Speaker 3 (01:09:14):
I stood on the corner right there in front of
the coon's house, and I said, you see that house
right there, that's a huge reason why I'm a Christian,
why I'm why I'm trying to tell you who I
am and what I'm doing. And he didn't he didn't
really understand at the time. But I know he loves me,
and I love him too, and and you know, so
we're a lot of love. But there was so much
more in the neighborhood. Let me just gosh, you know what,

(01:09:38):
it's probably it's probably an hour, so I don't know
at the exact time.

Speaker 2 (01:09:41):
I got so much more to cover.

Speaker 3 (01:09:42):
So what I'm gonna do is I'm going to make
this a two parter and uh and what I'm gonna
do right now though, is is I'm gonna I'm gonna
end the show for today. I gave you the background.
I want to make sure that I didn't leave out
too many neighbors. I started the sperm part. My mother
was a room room mother. Well she's coming to the
cafe too and help at lunchtime. But I'll never forget

(01:10:03):
when they had these classes that they were doing this
experiment in all of public school system where they had
these TVs that they would roll in on a roller
and sometimes they couldn't get reception. It was just a
regular TV with about a fourteen inch eighteen inch screen
and we would do science in there with three classes

(01:10:23):
at one time. Just that was our first introduction to
being able to see any kind of auto visual teaching.

Speaker 2 (01:10:30):
I remember that.

Speaker 3 (01:10:31):
But so you know, i'd like to just just I'll
come back. I'll review my materials because I got so
much that I want to share that I haven't shared yet.

Speaker 2 (01:10:42):
But that's a lot on my background.

Speaker 3 (01:10:43):
But please tune in again next week and then we
will continue with things.

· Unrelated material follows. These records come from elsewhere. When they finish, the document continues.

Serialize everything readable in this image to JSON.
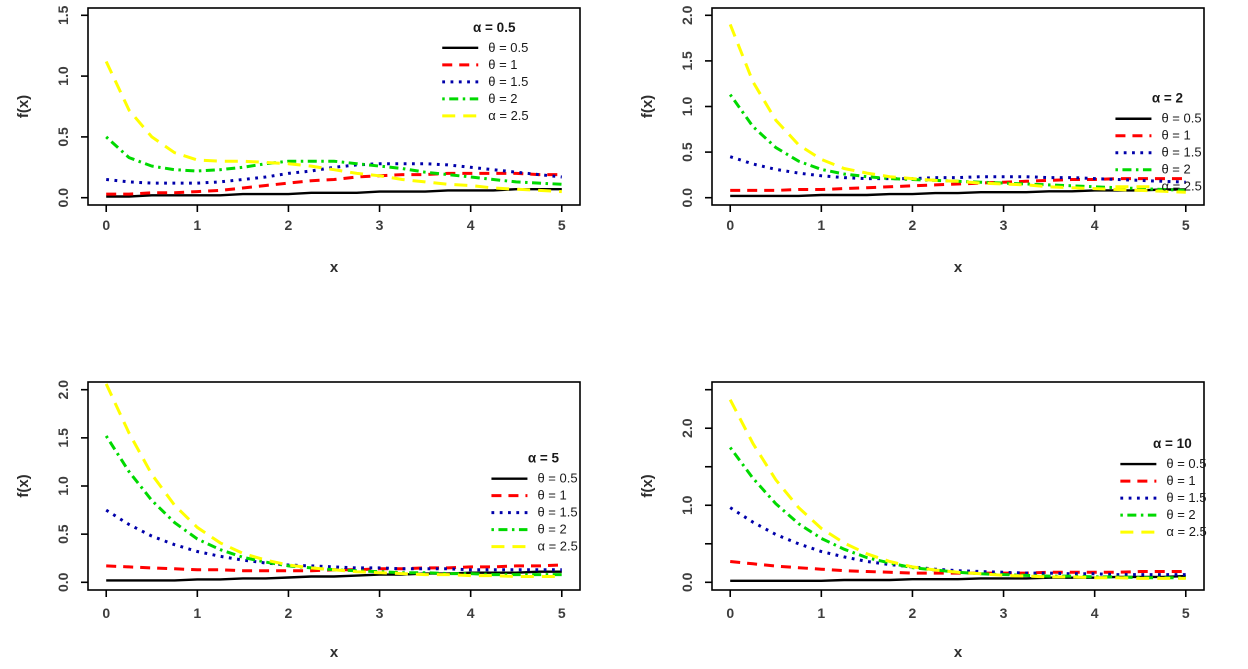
{
  "figure": {
    "background": "#ffffff",
    "description": "2x2 grid of R-style density plots f(x) vs x for different alpha values"
  },
  "chart_data": [
    {
      "type": "line",
      "legend_title": "α = 0.5",
      "xlabel": "x",
      "ylabel": "f(x)",
      "xlim": [
        0,
        5
      ],
      "ylim": [
        0,
        1.5
      ],
      "grid": false,
      "legend_position": "top-right-inside",
      "xticks": {
        "values": [
          0,
          1,
          2,
          3,
          4,
          5
        ],
        "labels": [
          "0",
          "1",
          "2",
          "3",
          "4",
          "5"
        ]
      },
      "yticks": {
        "values": [
          0,
          0.5,
          1,
          1.5
        ],
        "labels": [
          "0.0",
          "0.5",
          "1.0",
          "1.5"
        ]
      },
      "x": [
        0,
        0.25,
        0.5,
        0.75,
        1,
        1.25,
        1.5,
        1.75,
        2,
        2.25,
        2.5,
        2.75,
        3,
        3.25,
        3.5,
        3.75,
        4,
        4.25,
        4.5,
        4.75,
        5
      ],
      "series": [
        {
          "name": "θ = 0.5",
          "color": "#000000",
          "linestyle": "solid",
          "values": [
            0.01,
            0.01,
            0.02,
            0.02,
            0.02,
            0.02,
            0.03,
            0.03,
            0.03,
            0.04,
            0.04,
            0.04,
            0.05,
            0.05,
            0.05,
            0.06,
            0.06,
            0.06,
            0.07,
            0.07,
            0.07
          ]
        },
        {
          "name": "θ = 1",
          "color": "#FF0000",
          "linestyle": "dashed",
          "values": [
            0.03,
            0.03,
            0.04,
            0.04,
            0.05,
            0.06,
            0.08,
            0.1,
            0.12,
            0.14,
            0.15,
            0.17,
            0.18,
            0.19,
            0.19,
            0.2,
            0.2,
            0.2,
            0.2,
            0.19,
            0.19
          ]
        },
        {
          "name": "θ = 1.5",
          "color": "#0000AA",
          "linestyle": "dotted",
          "values": [
            0.15,
            0.13,
            0.12,
            0.12,
            0.12,
            0.13,
            0.15,
            0.17,
            0.2,
            0.22,
            0.25,
            0.27,
            0.28,
            0.28,
            0.28,
            0.27,
            0.25,
            0.23,
            0.21,
            0.19,
            0.17
          ]
        },
        {
          "name": "θ = 2",
          "color": "#00D900",
          "linestyle": "dashdot",
          "values": [
            0.5,
            0.33,
            0.26,
            0.23,
            0.22,
            0.23,
            0.25,
            0.28,
            0.3,
            0.3,
            0.3,
            0.28,
            0.26,
            0.24,
            0.21,
            0.19,
            0.17,
            0.15,
            0.13,
            0.12,
            0.11
          ]
        },
        {
          "name": "α = 2.5",
          "color": "#FFFF00",
          "linestyle": "longdash",
          "values": [
            1.12,
            0.72,
            0.5,
            0.37,
            0.31,
            0.3,
            0.3,
            0.29,
            0.28,
            0.26,
            0.23,
            0.2,
            0.18,
            0.15,
            0.13,
            0.11,
            0.1,
            0.08,
            0.07,
            0.06,
            0.05
          ]
        }
      ]
    },
    {
      "type": "line",
      "legend_title": "α = 2",
      "xlabel": "x",
      "ylabel": "f(x)",
      "xlim": [
        0,
        5
      ],
      "ylim": [
        0,
        2.0
      ],
      "grid": false,
      "legend_position": "middle-right-inside",
      "xticks": {
        "values": [
          0,
          1,
          2,
          3,
          4,
          5
        ],
        "labels": [
          "0",
          "1",
          "2",
          "3",
          "4",
          "5"
        ]
      },
      "yticks": {
        "values": [
          0,
          0.5,
          1,
          1.5,
          2
        ],
        "labels": [
          "0.0",
          "0.5",
          "1.0",
          "1.5",
          "2.0"
        ]
      },
      "x": [
        0,
        0.25,
        0.5,
        0.75,
        1,
        1.25,
        1.5,
        1.75,
        2,
        2.25,
        2.5,
        2.75,
        3,
        3.25,
        3.5,
        3.75,
        4,
        4.25,
        4.5,
        4.75,
        5
      ],
      "series": [
        {
          "name": "θ = 0.5",
          "color": "#000000",
          "linestyle": "solid",
          "values": [
            0.02,
            0.02,
            0.02,
            0.02,
            0.03,
            0.03,
            0.03,
            0.04,
            0.04,
            0.05,
            0.05,
            0.06,
            0.06,
            0.06,
            0.07,
            0.07,
            0.08,
            0.08,
            0.08,
            0.09,
            0.09
          ]
        },
        {
          "name": "θ = 1",
          "color": "#FF0000",
          "linestyle": "dashed",
          "values": [
            0.08,
            0.08,
            0.08,
            0.09,
            0.09,
            0.1,
            0.11,
            0.12,
            0.13,
            0.14,
            0.15,
            0.16,
            0.17,
            0.18,
            0.19,
            0.2,
            0.2,
            0.21,
            0.21,
            0.21,
            0.21
          ]
        },
        {
          "name": "θ = 1.5",
          "color": "#0000AA",
          "linestyle": "dotted",
          "values": [
            0.45,
            0.37,
            0.31,
            0.27,
            0.24,
            0.22,
            0.21,
            0.21,
            0.21,
            0.22,
            0.22,
            0.23,
            0.23,
            0.23,
            0.22,
            0.22,
            0.21,
            0.2,
            0.19,
            0.18,
            0.17
          ]
        },
        {
          "name": "θ = 2",
          "color": "#00D900",
          "linestyle": "dashdot",
          "values": [
            1.13,
            0.78,
            0.55,
            0.4,
            0.31,
            0.26,
            0.23,
            0.21,
            0.2,
            0.19,
            0.18,
            0.17,
            0.16,
            0.15,
            0.14,
            0.13,
            0.12,
            0.11,
            0.1,
            0.09,
            0.08
          ]
        },
        {
          "name": "α = 2.5",
          "color": "#FFFF00",
          "linestyle": "longdash",
          "values": [
            1.9,
            1.27,
            0.85,
            0.58,
            0.42,
            0.32,
            0.27,
            0.23,
            0.21,
            0.19,
            0.18,
            0.16,
            0.15,
            0.14,
            0.12,
            0.11,
            0.1,
            0.09,
            0.08,
            0.07,
            0.06
          ]
        }
      ]
    },
    {
      "type": "line",
      "legend_title": "α = 5",
      "xlabel": "x",
      "ylabel": "f(x)",
      "xlim": [
        0,
        5
      ],
      "ylim": [
        0,
        2.0
      ],
      "grid": false,
      "legend_position": "middle-right-inside",
      "xticks": {
        "values": [
          0,
          1,
          2,
          3,
          4,
          5
        ],
        "labels": [
          "0",
          "1",
          "2",
          "3",
          "4",
          "5"
        ]
      },
      "yticks": {
        "values": [
          0,
          0.5,
          1,
          1.5,
          2
        ],
        "labels": [
          "0.0",
          "0.5",
          "1.0",
          "1.5",
          "2.0"
        ]
      },
      "x": [
        0,
        0.25,
        0.5,
        0.75,
        1,
        1.25,
        1.5,
        1.75,
        2,
        2.25,
        2.5,
        2.75,
        3,
        3.25,
        3.5,
        3.75,
        4,
        4.25,
        4.5,
        4.75,
        5
      ],
      "series": [
        {
          "name": "θ = 0.5",
          "color": "#000000",
          "linestyle": "solid",
          "values": [
            0.02,
            0.02,
            0.02,
            0.02,
            0.03,
            0.03,
            0.04,
            0.04,
            0.05,
            0.06,
            0.06,
            0.07,
            0.08,
            0.08,
            0.09,
            0.09,
            0.1,
            0.1,
            0.1,
            0.11,
            0.11
          ]
        },
        {
          "name": "θ = 1",
          "color": "#FF0000",
          "linestyle": "dashed",
          "values": [
            0.17,
            0.16,
            0.15,
            0.14,
            0.13,
            0.13,
            0.12,
            0.12,
            0.12,
            0.12,
            0.13,
            0.13,
            0.14,
            0.14,
            0.15,
            0.15,
            0.16,
            0.16,
            0.17,
            0.17,
            0.18
          ]
        },
        {
          "name": "θ = 1.5",
          "color": "#0000AA",
          "linestyle": "dotted",
          "values": [
            0.75,
            0.6,
            0.48,
            0.39,
            0.32,
            0.27,
            0.23,
            0.2,
            0.18,
            0.17,
            0.16,
            0.15,
            0.15,
            0.14,
            0.14,
            0.14,
            0.13,
            0.13,
            0.13,
            0.13,
            0.13
          ]
        },
        {
          "name": "θ = 2",
          "color": "#00D900",
          "linestyle": "dashdot",
          "values": [
            1.52,
            1.15,
            0.85,
            0.62,
            0.45,
            0.34,
            0.26,
            0.21,
            0.17,
            0.15,
            0.13,
            0.12,
            0.11,
            0.1,
            0.1,
            0.09,
            0.09,
            0.08,
            0.08,
            0.08,
            0.08
          ]
        },
        {
          "name": "α = 2.5",
          "color": "#FFFF00",
          "linestyle": "longdash",
          "values": [
            2.06,
            1.55,
            1.12,
            0.8,
            0.57,
            0.41,
            0.3,
            0.23,
            0.18,
            0.15,
            0.13,
            0.11,
            0.1,
            0.09,
            0.08,
            0.08,
            0.07,
            0.07,
            0.06,
            0.06,
            0.06
          ]
        }
      ]
    },
    {
      "type": "line",
      "legend_title": "α = 10",
      "xlabel": "x",
      "ylabel": "f(x)",
      "xlim": [
        0,
        2.5
      ],
      "ylim": [
        0,
        2.5
      ],
      "grid": false,
      "legend_position": "middle-right-inside",
      "xticks": {
        "values": [
          0,
          1,
          2,
          3,
          4,
          5
        ],
        "labels": [
          "0",
          "1",
          "2",
          "3",
          "4",
          "5"
        ]
      },
      "yticks": {
        "values": [
          0,
          0.5,
          1,
          1.5,
          2,
          2.5
        ],
        "labels": [
          "0.0",
          "",
          "1.0",
          "",
          "2.0",
          ""
        ]
      },
      "x": [
        0,
        0.25,
        0.5,
        0.75,
        1,
        1.25,
        1.5,
        1.75,
        2,
        2.25,
        2.5,
        2.75,
        3,
        3.25,
        3.5,
        3.75,
        4,
        4.25,
        4.5,
        4.75,
        5
      ],
      "series": [
        {
          "name": "θ = 0.5",
          "color": "#000000",
          "linestyle": "solid",
          "values": [
            0.02,
            0.02,
            0.02,
            0.02,
            0.02,
            0.03,
            0.03,
            0.03,
            0.04,
            0.04,
            0.04,
            0.05,
            0.05,
            0.05,
            0.06,
            0.06,
            0.06,
            0.07,
            0.07,
            0.07,
            0.08
          ]
        },
        {
          "name": "θ = 1",
          "color": "#FF0000",
          "linestyle": "dashed",
          "values": [
            0.27,
            0.24,
            0.21,
            0.19,
            0.17,
            0.15,
            0.14,
            0.13,
            0.12,
            0.12,
            0.12,
            0.12,
            0.12,
            0.12,
            0.13,
            0.13,
            0.13,
            0.13,
            0.14,
            0.14,
            0.14
          ]
        },
        {
          "name": "θ = 1.5",
          "color": "#0000AA",
          "linestyle": "dotted",
          "values": [
            0.97,
            0.78,
            0.62,
            0.5,
            0.4,
            0.33,
            0.27,
            0.23,
            0.2,
            0.17,
            0.15,
            0.14,
            0.13,
            0.12,
            0.12,
            0.11,
            0.11,
            0.1,
            0.1,
            0.1,
            0.1
          ]
        },
        {
          "name": "θ = 2",
          "color": "#00D900",
          "linestyle": "dashdot",
          "values": [
            1.75,
            1.35,
            1.02,
            0.76,
            0.57,
            0.43,
            0.32,
            0.25,
            0.19,
            0.16,
            0.13,
            0.11,
            0.1,
            0.09,
            0.08,
            0.08,
            0.07,
            0.07,
            0.06,
            0.06,
            0.06
          ]
        },
        {
          "name": "α = 2.5",
          "color": "#FFFF00",
          "linestyle": "longdash",
          "values": [
            2.37,
            1.8,
            1.33,
            0.97,
            0.7,
            0.51,
            0.37,
            0.27,
            0.2,
            0.16,
            0.13,
            0.11,
            0.09,
            0.08,
            0.07,
            0.07,
            0.06,
            0.06,
            0.05,
            0.05,
            0.05
          ]
        }
      ]
    }
  ]
}
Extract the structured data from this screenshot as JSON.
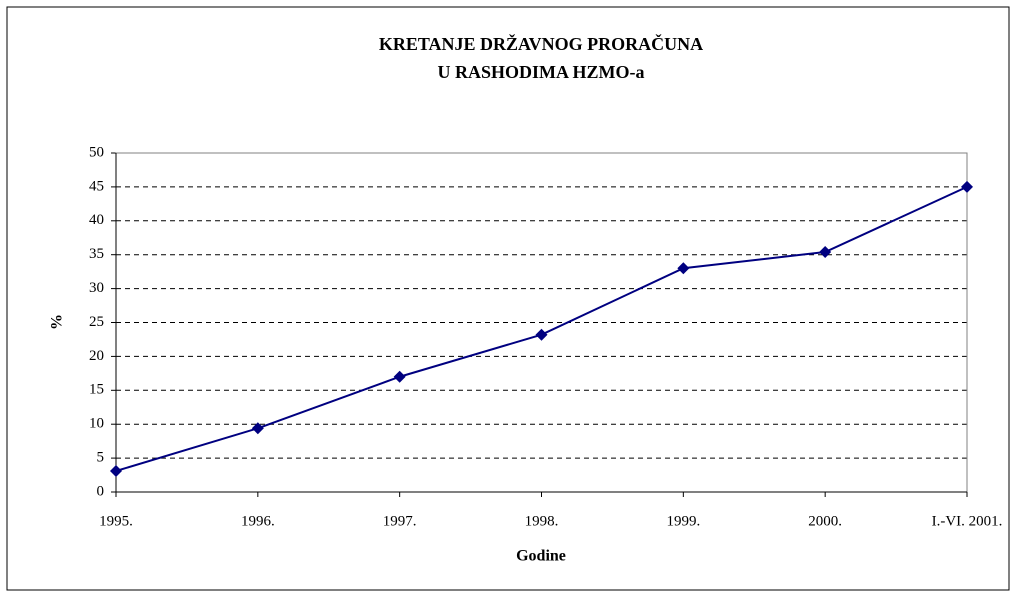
{
  "chart_data": {
    "type": "line",
    "title": [
      "KRETANJE DRŽAVNOG PRORAČUNA",
      "U RASHODIMA HZMO-a"
    ],
    "x_label": "Godine",
    "y_label": "%",
    "categories": [
      "1995.",
      "1996.",
      "1997.",
      "1998.",
      "1999.",
      "2000.",
      "I.-VI. 2001."
    ],
    "series": [
      {
        "name": "%",
        "color": "#000080",
        "values": [
          3.1,
          9.4,
          17,
          23.2,
          33,
          35.4,
          45
        ]
      }
    ],
    "ylim": [
      0,
      50
    ],
    "yticks": [
      0,
      5,
      10,
      15,
      20,
      25,
      30,
      35,
      40,
      45,
      50
    ],
    "grid": true
  }
}
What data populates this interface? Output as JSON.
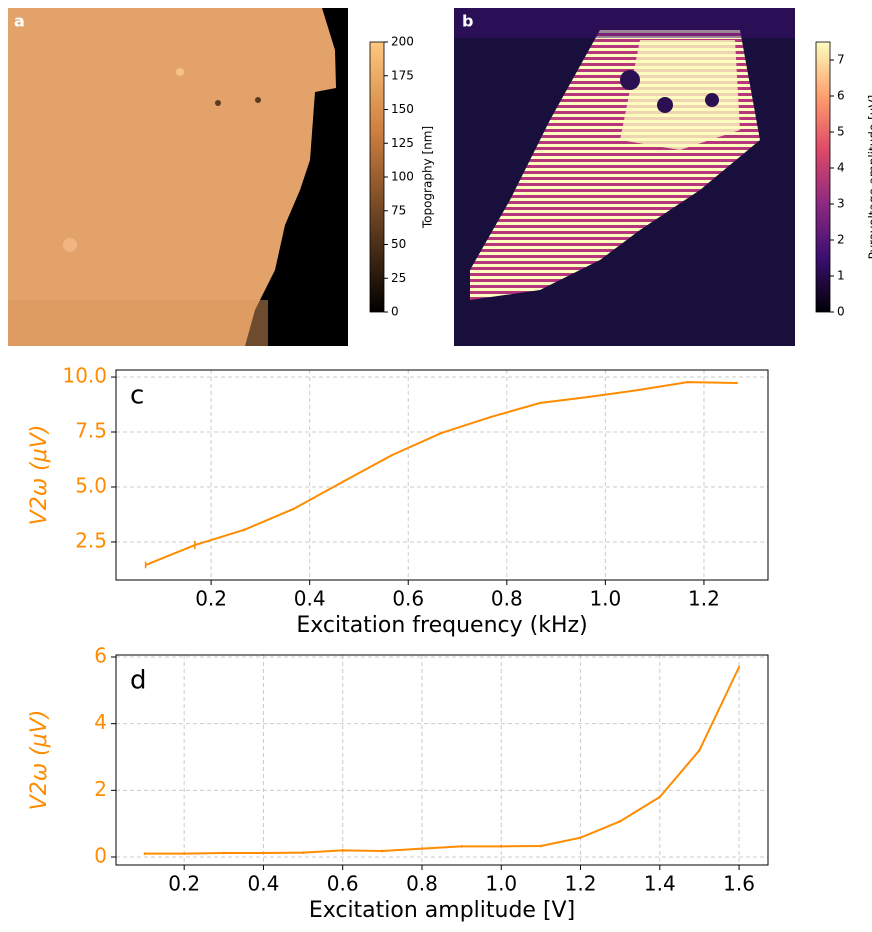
{
  "chart_data": [
    {
      "type": "heatmap",
      "panel_label": "a",
      "colorbar_label": "Topography [nm]",
      "clim": [
        0,
        200
      ],
      "cticks": [
        0,
        25,
        50,
        75,
        100,
        125,
        150,
        175,
        200
      ],
      "colormap": [
        "#000000",
        "#663f20",
        "#cc7f40",
        "#ffc77f"
      ]
    },
    {
      "type": "heatmap",
      "panel_label": "b",
      "colorbar_label": "Pyrovoltage amplitude [μV]",
      "clim": [
        0,
        7.5
      ],
      "cticks": [
        0,
        1,
        2,
        3,
        4,
        5,
        6,
        7
      ],
      "colormap": [
        "#000004",
        "#3b0f70",
        "#8c2981",
        "#de4968",
        "#fe9f6d",
        "#fcfdbf"
      ]
    },
    {
      "type": "line",
      "panel_label": "c",
      "xlabel": "Excitation frequency (kHz)",
      "ylabel": "V2ω (μV)",
      "color": "#ff8c00",
      "grid": true,
      "x": [
        0.067,
        0.167,
        0.267,
        0.367,
        0.467,
        0.567,
        0.667,
        0.767,
        0.867,
        0.967,
        1.067,
        1.167,
        1.267
      ],
      "values": [
        1.45,
        2.36,
        3.05,
        4.0,
        5.23,
        6.45,
        7.45,
        8.18,
        8.82,
        9.1,
        9.41,
        9.77,
        9.73
      ],
      "errors": [
        0.15,
        0.4,
        0.06,
        0.05,
        0.05,
        0.05,
        0.05,
        0.05,
        0.05,
        0.05,
        0.05,
        0.05,
        0.05
      ],
      "xlim": [
        0.007,
        1.33
      ],
      "ylim": [
        0.77,
        10.32
      ],
      "xticks": [
        0.2,
        0.4,
        0.6,
        0.8,
        {
          "value": 1,
          "label": "1.0"
        },
        1.2
      ],
      "yticks": [
        2.5,
        {
          "value": 5,
          "label": "5.0"
        },
        7.5,
        {
          "value": 10,
          "label": "10.0"
        }
      ]
    },
    {
      "type": "line",
      "panel_label": "d",
      "xlabel": "Excitation amplitude [V]",
      "ylabel": "V2ω (μV)",
      "color": "#ff8c00",
      "grid": true,
      "x": [
        0.1,
        0.2,
        0.3,
        0.4,
        0.5,
        0.6,
        0.7,
        0.8,
        0.9,
        1.0,
        1.1,
        1.2,
        1.3,
        1.4,
        1.5,
        1.6
      ],
      "values": [
        0.1,
        0.1,
        0.12,
        0.12,
        0.13,
        0.2,
        0.18,
        0.25,
        0.32,
        0.32,
        0.33,
        0.58,
        1.07,
        1.8,
        3.2,
        5.7
      ],
      "errors": [
        0.04,
        0.04,
        0.04,
        0.04,
        0.04,
        0.04,
        0.04,
        0.04,
        0.04,
        0.04,
        0.04,
        0.04,
        0.04,
        0.04,
        0.04,
        0.04
      ],
      "xlim": [
        0.028,
        1.673
      ],
      "ylim": [
        -0.24,
        6.06
      ],
      "xticks": [
        0.2,
        0.4,
        0.6,
        0.8,
        {
          "value": 1,
          "label": "1.0"
        },
        1.2,
        1.4,
        1.6
      ],
      "yticks": [
        0,
        2,
        4,
        6
      ]
    }
  ]
}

But I think that one of
the things that I would would like to tell you
about right now as I end the show today is
I just want to I'll talk more about this next
week as it comes into the end of the show.

(01:11:05):
But I've been trying to talk to each one of
you today not as just an audience I'm talking to
an audience type thing. Now. I see each one of
you as an individual, an individual child of God, because
that's how I see you. And I've been very fortunate
when I do these radio shows to be able to
just feel that I'm talking to you as an individual,

(01:11:27):
one on one person. And you know, God loves you,
Jesus loves you.

Speaker 2 (01:11:32):
I love you.

Speaker 3 (01:11:33):
I always want you to know that, and it's because
of that love that I know that I can get through.
That's ultimately, that's all that we're here for. And so
in talking to Saumus Chad today, that's just just such
a blessing in my life. I just I just want
to tell you that he passed something on to me
today and I said, so, what do you think about

(01:11:54):
what I'm getting ready to do? So he went to
he went to John one eleven thirteen. He came to
his own, and his own did not receive him, but
as many as received them to them He gave the
right to become children of God to those who believe
in His name, who were born not of blood, nor

(01:12:17):
of the will of the flesh, nor of the will
of man, but of God. Next week, I'm going to
go way, way deeper. I hope you want to tune in,
but I'm going to talk about where I went, my
sister and I and reading and influences and reading and
other memories that I have. But right now, I just

(01:12:38):
want to end this telling you that I hope that
going back through my childhood today will trigger many, many
memories for you, and I want to tell you right now.
If they're good memories, then I'm glad I helped to
revive them. If they're difficult memories, call me Right Think
God or Exteve get in touch with me, because all

(01:12:59):
that takes is just opening your heart, receiving the Lord
the Holy Spirit, and forgiving all those that did you wrong,
asking forgiveness for all the wrongs that you did. So
with that said, hey, I had a good time today.
I knew it would get over time. But I love
you all. God bless you. I'll see you next week.

Speaker 1 (01:13:22):
Thanks for listening to Right Thinking with Steve.

Speaker 2 (01:13:24):
Copland.

Speaker 1 (01:13:25):
I'll look forward to being with you again next week
and remember it, don't quit, plan ahead, It will get better.
God bless you and have a great week.